ARIES: A Corpus of Scientific Paper Edits Made in Response to Peer Reviews
Mike D'Arcy, Alexis Ross, Erin Bransom, Bailey Kuehl, Jonathan Bragg, Tom Hope, Doug Downey
TL;DR
ARIES introduces two novel tasks—comment-edit alignment and edit generation—for revising scientific papers conditioned on reviewer feedback and provides a real-world dataset from OpenReview. The study shows that aligning feedback to exact edits is challenging for current models, including GPT-4, while GPT-4 can generate coherent edits that address the surface intent but often lack the depth and technical detail of human edits.

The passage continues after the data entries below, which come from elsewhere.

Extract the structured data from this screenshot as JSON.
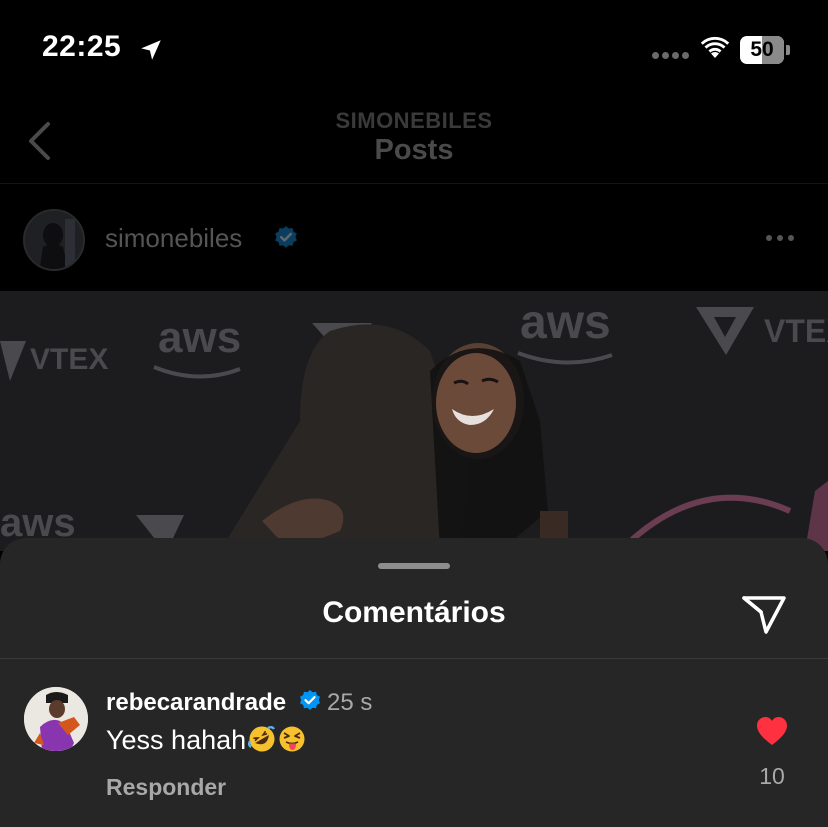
{
  "status_bar": {
    "time": "22:25",
    "battery": "50",
    "battery_level_percent": 50
  },
  "header": {
    "subtitle": "SIMONEBILES",
    "title": "Posts"
  },
  "post": {
    "username": "simonebiles",
    "verified": true
  },
  "photo_brands": {
    "aws": "aws",
    "vtex": "VTEX"
  },
  "comments_sheet": {
    "title": "Comentários",
    "comment": {
      "username": "rebecarandrade",
      "verified": true,
      "time": "25 s",
      "text": "Yess hahah",
      "emojis": [
        "rolling-on-floor-laughing",
        "squinting-face-with-tongue"
      ],
      "reply_label": "Responder",
      "likes": "10",
      "liked": true
    }
  },
  "colors": {
    "like_red": "#ff3040",
    "verified_blue": "#0095f6",
    "sheet_bg": "#262626"
  }
}
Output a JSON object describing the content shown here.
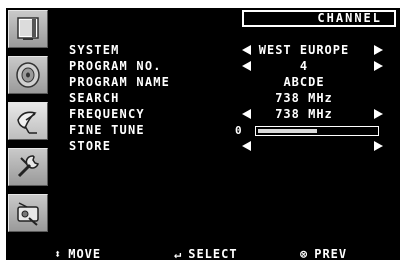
{
  "header": {
    "title": "CHANNEL"
  },
  "sidebar": {
    "items": [
      {
        "icon": "tv-picture-icon"
      },
      {
        "icon": "speaker-sound-icon"
      },
      {
        "icon": "satellite-dish-channel-icon"
      },
      {
        "icon": "wrench-setup-icon"
      },
      {
        "icon": "settings-tools-icon"
      }
    ]
  },
  "menu": {
    "system": {
      "label": "SYSTEM",
      "value": "WEST EUROPE"
    },
    "program_no": {
      "label": "PROGRAM NO.",
      "value": "4"
    },
    "program_name": {
      "label": "PROGRAM NAME",
      "value": "ABCDE"
    },
    "search": {
      "label": "SEARCH",
      "value": "738 MHz"
    },
    "frequency": {
      "label": "FREQUENCY",
      "value": "738 MHz"
    },
    "fine_tune": {
      "label": "FINE TUNE",
      "min_label": "0",
      "level": 0.5
    },
    "store": {
      "label": "STORE"
    }
  },
  "footer": {
    "move": {
      "symbol": "⬍",
      "label": "MOVE"
    },
    "select": {
      "symbol": "↵",
      "label": "SELECT"
    },
    "prev": {
      "symbol": "⊗",
      "label": "PREV"
    }
  },
  "colors": {
    "background": "#000000",
    "text": "#ffffff",
    "tab": "#b0b0b0"
  }
}
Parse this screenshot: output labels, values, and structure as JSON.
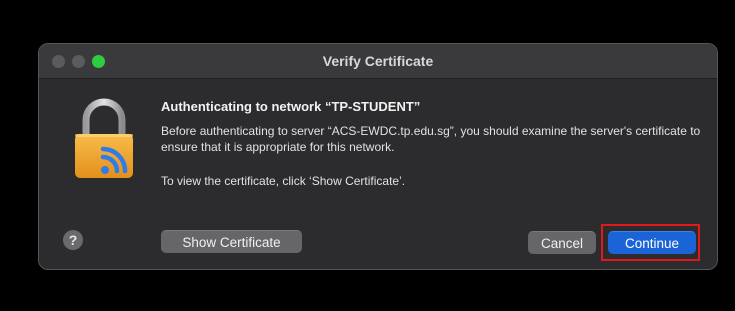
{
  "window": {
    "title": "Verify Certificate"
  },
  "dialog": {
    "heading": "Authenticating to network “TP-STUDENT”",
    "body": "Before authenticating to server “ACS-EWDC.tp.edu.sg”, you should examine the server's certificate to ensure that it is appropriate for this network.",
    "hint": "To view the certificate, click ‘Show Certificate’."
  },
  "buttons": {
    "help_label": "?",
    "show_certificate_label": "Show Certificate",
    "cancel_label": "Cancel",
    "continue_label": "Continue"
  },
  "icons": {
    "main": "lock-wifi-icon",
    "help": "help-icon"
  },
  "colors": {
    "accent": "#1a64d8",
    "highlight": "#e01a1a",
    "lock_body": "#f2a52c",
    "wifi_blue": "#2f7bea"
  }
}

The dataset combines manually curated gold annotations with a large high-precision silver set to enable scalable training and evaluation, revealing distinct error modes and the need for reasoning about indirect feedback. The work highlights both the potential and limitations of current AI-assisted writing tools in scientific domains and points to future directions for making edits more technically grounded and purpose-driven.
Abstract
We introduce the task of automatically revising scientific papers based on peer feedback and release ARIES, a dataset of review comments and their corresponding paper edits. The data is drawn from real reviewer-author interactions from computer science, and we provide labels linking each reviewer comment to the specific paper edits made by the author in response. We automatically create a high-precision silver training set, as well as an expert-labeled test set that shows high inter-annotator agreement. In experiments with 10 models covering the state of the art, we find that they struggle even to identify which edits correspond to a comment -- especially when the relationship between the edit and the comment is indirect and requires reasoning to uncover. We also extensively analyze GPT-4's ability to generate edits given a comment and the original paper. We find that it often succeeds on a superficial level, but tends to rigidly follow the wording of the feedback rather than the underlying intent, and lacks technical details compared to human-written edits.